Gespräche, Diskurse erreichen das hingegen nicht immer: Das merkten wir, weil wir nach einer der insgesamt vier Aufführungen ein Gespräch anboten zu der Frage „Was hat Zeit im Überfluss mit Klimagerechtigkeit zu tun?“ Von den etwa 40 Besucher*innen bei der Vorstellung blieben für das Gespräch nur sage und schreibe drei Personen (plus zwei meiner Familienmitglieder) im Raum. Das Gespräch war zwar tief und schön, aber hätten wir nur auf Reden gesetzt, wir hätten nur drei Leute erreicht statt vieler Hunderte, welche in den drei Tagen mit unseren Betten auf die ein oder andere Weise in Berührung kamen.
Die Bettenidee hatte ich übrigens eines Morgens, nach dem Aufwachen. Sie war einfach da. Vielleicht müssen Ideen für klimabewegte Aktionen auch mehr aus den anderen Bewusstseinszuständen in unser rationales Bewusstsein rüberwachsen dürfen. Vielleicht erreichen und berühren wir so mehr Leute. Und vielleicht erreichen und berühren wir so die Welt und damit uns selbst.
Liebe Anne, was für eine tolle Aktion und was für spannende Gedanken! Vielen Dank dafür! Das motiviert mich, hier auch etwas auf die Beine zu stellen… wenn es nicht an der Zeit mangelt.
das habe ich sehr! gern gelesen. aus meiner sicht ist es wunderbar und inspirierend, dass du, dass ihr diese aktion habt durchziehen können. vielen dank! und auch vielen dank an “weiterdenken” fürs veröffentlichen und “letting me know”.
Tolle Aktion und schöner Text! daran gemeinsam weiterzudenken und auszuprobieren habe ich Lust! herzlich, Caroline
Oh wow das ist sehr toll.
Ein differenzierter, richtig guter Text zu einer inspirierenden Kunstaktion, die hoffentlich viele Nachahmer*innen findet.
Herzlichen Dank
Uta
Vielen Dank Anne für diesen inspirierenden Artikel über eure Aktion. So viel gründliche Reflexion. Das war eine große Freude für mich das zu lesen!!

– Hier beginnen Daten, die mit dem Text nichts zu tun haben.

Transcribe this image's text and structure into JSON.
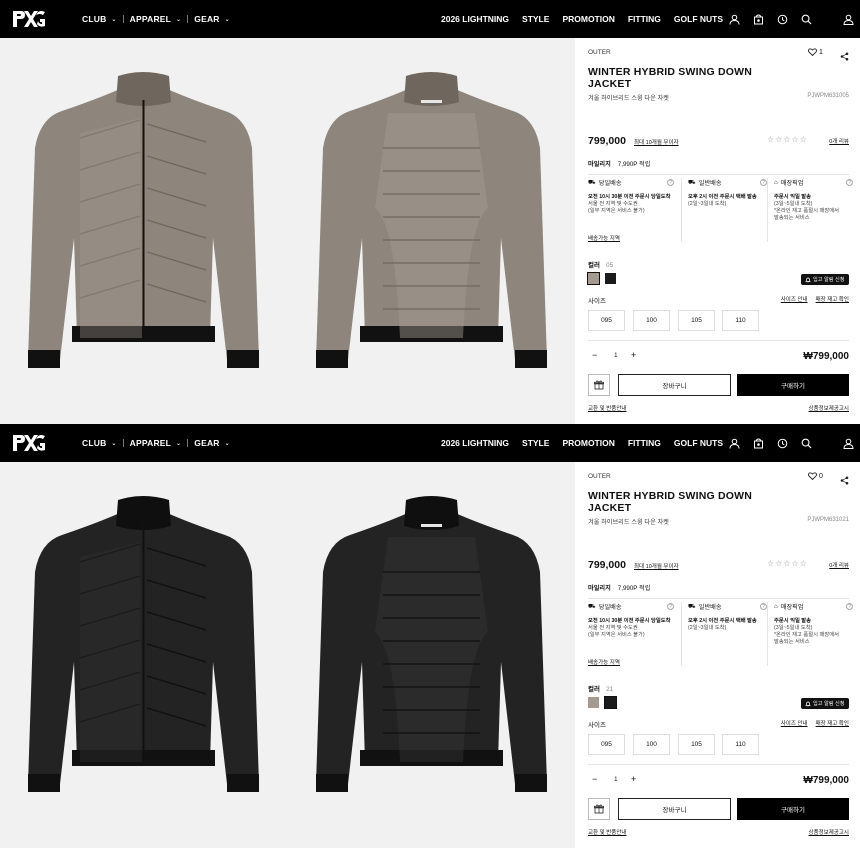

Als eine für die ihr Bett immer einer der Wichtigsten Orte auf der Welt war und die seit Jahrzehnten mit den eigenen Träumen und denen anderer arbeitet, konnte ich mich voll damit verbinden.
Und Betten draussen aufzustellen hat immer eine große Magie. Auch im Wald oder in Gärten. Da habt ihr ganz tiefe Schichten angesprochen und offensichtlich auch erreicht. Glückwunsch!!!